RD Congo – Affaire Biac : nouvelle passe d’armes entre la Primature et la Banque centrale
Dans un communiqué au ton surprenant, la Primature dénonce une « mafia financière connectée à la Banque centrale » au sein de la Biac, la troisième banque du pays, actuellement sous administration provisoire. La Banque centrale dément et s’offusque.
Décidément, l’ »affaire Biac », du nom de la troisième banque de RDC (la Banque internationale pour l’Afrique au Congo), ne cesse de rebondir.
Placée sous administration provisoire le 30 mai dernier, deux mois après un changement de direction générale, la banque congolaise détenue à 100 % par la famille Blattner serait encore plus en difficultés, à en croire un communiqué de la Primature, parvenu à Jeune Afrique le 19 juillet.
Faisant le constat, à l’issue d’une réunion extraordinaire de la « troïka stratégique »*, de l’évolution défavorable des besoins de refinancement de la banque (passés à 125 milliards de francs congolais au 17 juillet 2016 – environ 115,5 millions d’euros), le texte du Premier ministre indique : « Après débats et délibérations, il ressort de cette concertation que la maffia [sic] financière s’est bel et bien installée à la Biac au regard des opérations de création monétaire de 72,7 milliards de francs congolais passées sans nantissement. Par ailleurs des manquements sont à relever dans le chef des cadres de la Biac et des membres du comité de gestion provisoire. De ce qui précède, les membres de la troïka stratégique ont convenu la prise des mesures draconiennes pour arrêter cette maffia financière qui s’est installée au sein de la Biac avec les connexions à la BCC [Banque centrale du Congo]. »
« Mafia financière »
Le communiqué de la Primature lie la dépréciation continue de la monnaie nationale (qui a perdu un peu plus de 3% de sa valeur face au dollar depuis le début de l’année selon le site oanda.com) à « la création monétaire ex nihilo faite à travers la Biac ».
Le communiqué ne détaille pas « les mesures draconiennes » qui auraient été prises. Un message adressé à la Primature par Jeune Afrique pour avoir davantage de précisions reste pour l’instant sans réponse.
Dans un article publié le 19 juillet en fin de journée, l’agence Bloomberg a toutefois indiqué que le Premier ministre, Matata Ponyo Mapon, aurait ordonné à la Banque centrale de stopper les financements accordés à la Biac.

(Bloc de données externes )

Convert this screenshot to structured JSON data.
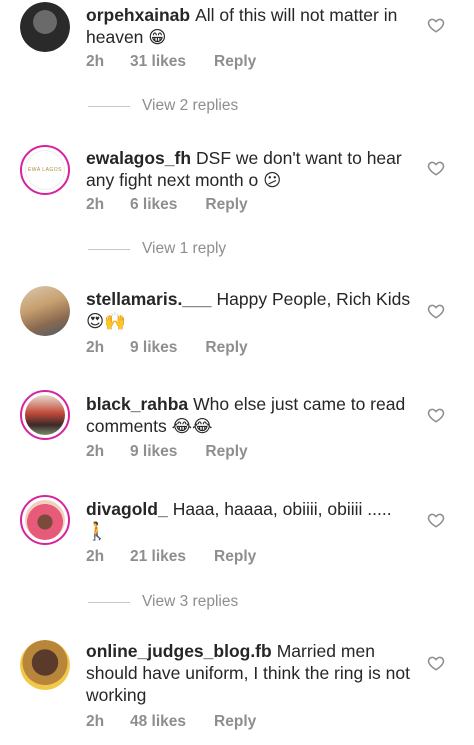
{
  "comments": [
    {
      "username": "orpehxainab",
      "text": "All of this will not matter in heaven",
      "emoji": "😁",
      "time": "2h",
      "likes": "31 likes",
      "reply": "Reply",
      "view_replies": "View 2 replies"
    },
    {
      "username": "ewalagos_fh",
      "text": "DSF we don't want to hear any fight next month o",
      "emoji": "😕",
      "avatar_text": "EWA LAGOS",
      "time": "2h",
      "likes": "6 likes",
      "reply": "Reply",
      "view_replies": "View 1 reply"
    },
    {
      "username": "stellamaris.___",
      "text": "Happy People, Rich Kids",
      "emoji": "😍🙌",
      "time": "2h",
      "likes": "9 likes",
      "reply": "Reply"
    },
    {
      "username": "black_rahba",
      "text": "Who else just came to read comments",
      "emoji": "😂😂",
      "time": "2h",
      "likes": "9 likes",
      "reply": "Reply"
    },
    {
      "username": "divagold_",
      "text": "Haaa, haaaa, obiiii, obiiii .....",
      "emoji": "🚶",
      "time": "2h",
      "likes": "21 likes",
      "reply": "Reply",
      "view_replies": "View 3 replies"
    },
    {
      "username": "online_judges_blog.fb",
      "text": "Married men should have uniform, I think the ring is not working",
      "time": "2h",
      "likes": "48 likes",
      "reply": "Reply"
    }
  ],
  "colors": {
    "text": "#262626",
    "meta": "#8e8e8e",
    "story_ring": "#d6249f"
  },
  "icons": {
    "like": "heart-outline-icon"
  }
}
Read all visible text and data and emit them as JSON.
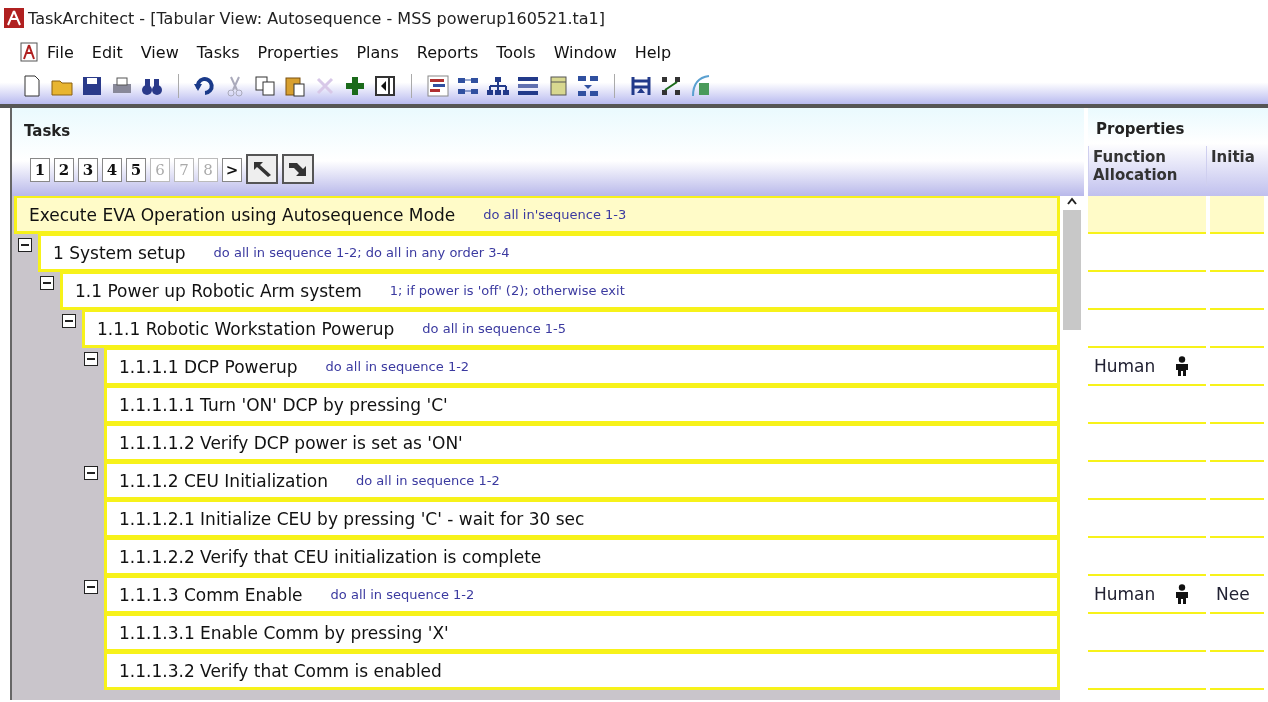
{
  "window": {
    "title": "TaskArchitect - [Tabular View: Autosequence - MSS powerup160521.ta1]"
  },
  "menu": [
    "File",
    "Edit",
    "View",
    "Tasks",
    "Properties",
    "Plans",
    "Reports",
    "Tools",
    "Window",
    "Help"
  ],
  "tasks_panel": {
    "title": "Tasks",
    "pages": [
      {
        "label": "1",
        "disabled": false
      },
      {
        "label": "2",
        "disabled": false
      },
      {
        "label": "3",
        "disabled": false
      },
      {
        "label": "4",
        "disabled": false
      },
      {
        "label": "5",
        "disabled": false
      },
      {
        "label": "6",
        "disabled": true
      },
      {
        "label": "7",
        "disabled": true
      },
      {
        "label": "8",
        "disabled": true
      },
      {
        "label": ">",
        "disabled": false
      }
    ],
    "tree": {
      "label": "Execute EVA Operation using Autosequence Mode",
      "plan": "do all in'sequence 1-3",
      "children": [
        {
          "label": "1 System setup",
          "plan": "do all in sequence 1-2; do all in any order 3-4",
          "expanded": true,
          "children": [
            {
              "label": "1.1 Power up Robotic Arm system",
              "plan": "1; if power is 'off' (2); otherwise exit",
              "expanded": true,
              "children": [
                {
                  "label": "1.1.1 Robotic Workstation Powerup",
                  "plan": "do all in sequence 1-5",
                  "expanded": true,
                  "children": [
                    {
                      "label": "1.1.1.1 DCP Powerup",
                      "plan": "do all in sequence 1-2",
                      "expanded": true,
                      "function_allocation": "Human",
                      "children": [
                        {
                          "label": "1.1.1.1.1 Turn 'ON' DCP by pressing 'C'"
                        },
                        {
                          "label": "1.1.1.1.2 Verify DCP power is set as 'ON'"
                        }
                      ]
                    },
                    {
                      "label": "1.1.1.2 CEU Initialization",
                      "plan": "do all in sequence 1-2",
                      "expanded": true,
                      "children": [
                        {
                          "label": "1.1.1.2.1 Initialize CEU by pressing 'C' - wait for 30 sec"
                        },
                        {
                          "label": "1.1.1.2.2 Verify that CEU initialization is complete"
                        }
                      ]
                    },
                    {
                      "label": "1.1.1.3 Comm Enable",
                      "plan": "do all in sequence 1-2",
                      "expanded": true,
                      "function_allocation": "Human",
                      "column_2": "Nee",
                      "children": [
                        {
                          "label": "1.1.1.3.1 Enable Comm by pressing 'X'"
                        },
                        {
                          "label": "1.1.1.3.2 Verify that Comm is enabled"
                        }
                      ]
                    }
                  ]
                }
              ]
            }
          ]
        }
      ]
    }
  },
  "properties_panel": {
    "title": "Properties",
    "columns": [
      "Function Allocation",
      "Initia"
    ]
  }
}
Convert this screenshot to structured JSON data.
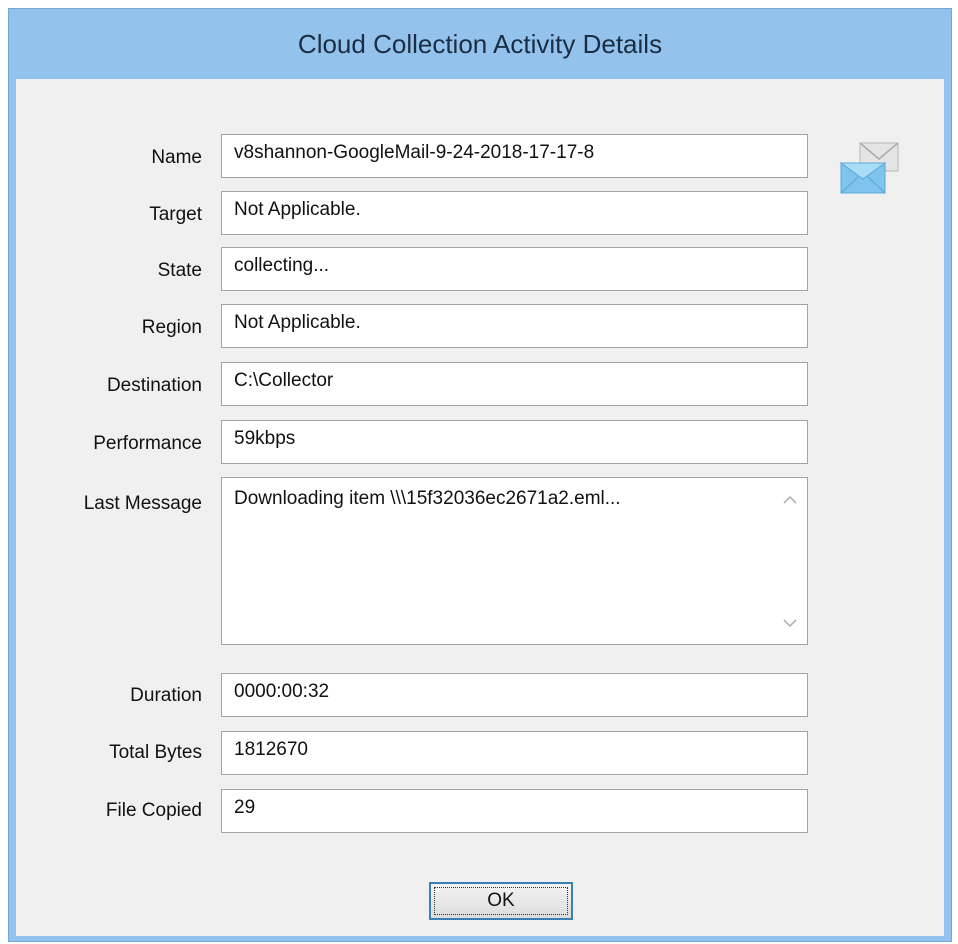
{
  "window": {
    "title": "Cloud Collection Activity Details"
  },
  "fields": {
    "name": {
      "label": "Name",
      "value": "v8shannon-GoogleMail-9-24-2018-17-17-8"
    },
    "target": {
      "label": "Target",
      "value": "Not Applicable."
    },
    "state": {
      "label": "State",
      "value": "collecting..."
    },
    "region": {
      "label": "Region",
      "value": "Not Applicable."
    },
    "destination": {
      "label": "Destination",
      "value": "C:\\Collector"
    },
    "performance": {
      "label": "Performance",
      "value": "59kbps"
    },
    "last_message": {
      "label": "Last Message",
      "value": "Downloading item \\\\\\15f32036ec2671a2.eml..."
    },
    "duration": {
      "label": "Duration",
      "value": "0000:00:32"
    },
    "total_bytes": {
      "label": "Total Bytes",
      "value": "1812670"
    },
    "file_copied": {
      "label": "File Copied",
      "value": "29"
    }
  },
  "buttons": {
    "ok_label": "OK"
  },
  "icons": {
    "mail": "mail-icon",
    "scroll_up": "chevron-up-icon",
    "scroll_down": "chevron-down-icon"
  },
  "colors": {
    "title_bar": "#93c3ec",
    "dialog_background": "#f0f0f0",
    "field_border": "#a3a3a3",
    "button_border": "#3c7fb1"
  }
}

Déjà, à la fin du mois de février, la Primature avait ordonné à la Banque centrale de mettre un terme au « refinancement plafonné à hauteur de 40 milliards de francs congolais (37,5 millions d’euros) » accordé à la Biac. La décision, ainsi que des rumeurs de faillite, avait entraîné des retraits massifs de la part des clients de cet établissement, qui figure parmi les plus grandes banques de détail du pays (340 000 déposants avant la crise). La ligne de financement avait été rétablie quelques semaines plus tard.
(Ci-dessous, un extrait du communiqué de la primature, le texte complet est disponible ici.)

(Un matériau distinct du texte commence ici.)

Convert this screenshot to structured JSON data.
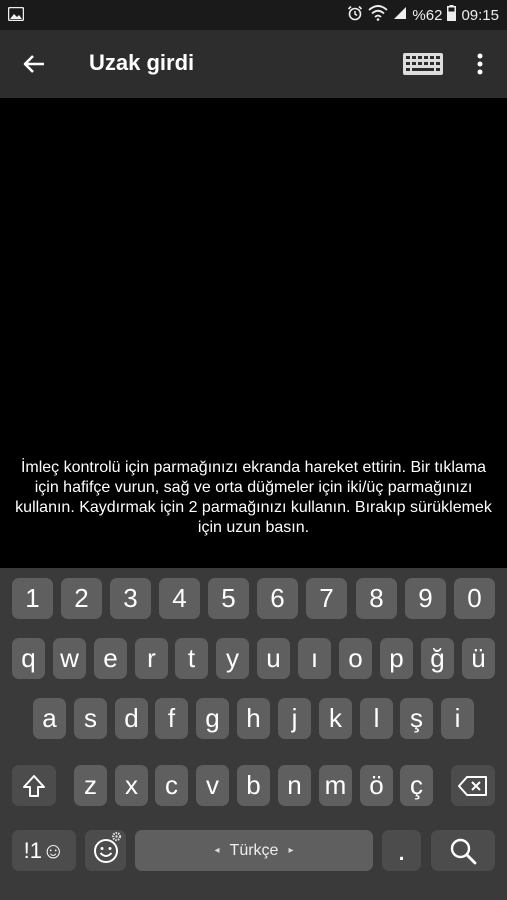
{
  "status_bar": {
    "battery_percent": "%62",
    "time": "09:15",
    "icons": [
      "image-icon",
      "alarm-icon",
      "wifi-icon",
      "signal-icon",
      "battery-icon"
    ]
  },
  "app_bar": {
    "title": "Uzak girdi",
    "icons": [
      "back-arrow-icon",
      "keyboard-icon",
      "more-vert-icon"
    ]
  },
  "touchpad": {
    "hint": "İmleç kontrolü için parmağınızı ekranda hareket ettirin. Bir tıklama için hafifçe vurun, sağ ve orta düğmeler için iki/üç parmağınızı kullanın. Kaydırmak için 2 parmağınızı kullanın. Bırakıp sürüklemek için uzun basın."
  },
  "keyboard": {
    "row_numbers": [
      "1",
      "2",
      "3",
      "4",
      "5",
      "6",
      "7",
      "8",
      "9",
      "0"
    ],
    "row1": [
      "q",
      "w",
      "e",
      "r",
      "t",
      "y",
      "u",
      "ı",
      "o",
      "p",
      "ğ",
      "ü"
    ],
    "row2": [
      "a",
      "s",
      "d",
      "f",
      "g",
      "h",
      "j",
      "k",
      "l",
      "ş",
      "i"
    ],
    "row3": [
      "z",
      "x",
      "c",
      "v",
      "b",
      "n",
      "m",
      "ö",
      "ç"
    ],
    "symbols_label": "!1☺",
    "space_label": "Türkçe",
    "space_arrow_left": "◂",
    "space_arrow_right": "▸",
    "period": ".",
    "special_icons": [
      "shift-icon",
      "backspace-icon",
      "emoji-icon",
      "settings-icon",
      "search-icon"
    ]
  }
}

Jointe par Jeune Afrique le 19 juillet au soir, la Banque centrale du Congo s’insurge du communiqué de la Primature, rejetant l’idée d’une « mafia » installée à la Biac et toute volonté de déstabiliser la monnaie.
« Ce communiqué ne dénote point l’esprit et la lettre de l’engagement de la BCC quant à sa mission qui consiste à stabiliser la monnaie et à accompagner l’économie nationale », a indiqué Plante Kibadhi, porte-parole de l’institution, dans un message électronique adressé à Jeune Afrique.
Indépendance
Dans une longue note réalisée en amont de la réunion extraordinaire de la « troïka stratégique », la Banque centrale explique les causes du solde débiteur de 125 milliards de francs congolais. Sur ce solde, 62 milliards de francs congolais correspondent au refinancement accordé à la Biac par la BCC . Les 63 autres milliards correspondent à la couverture accordée par la BCC dans le cadre de paiements d’impôts de la part des déposants de la Biac.
Des « chèques sans provision », tonne la Primature.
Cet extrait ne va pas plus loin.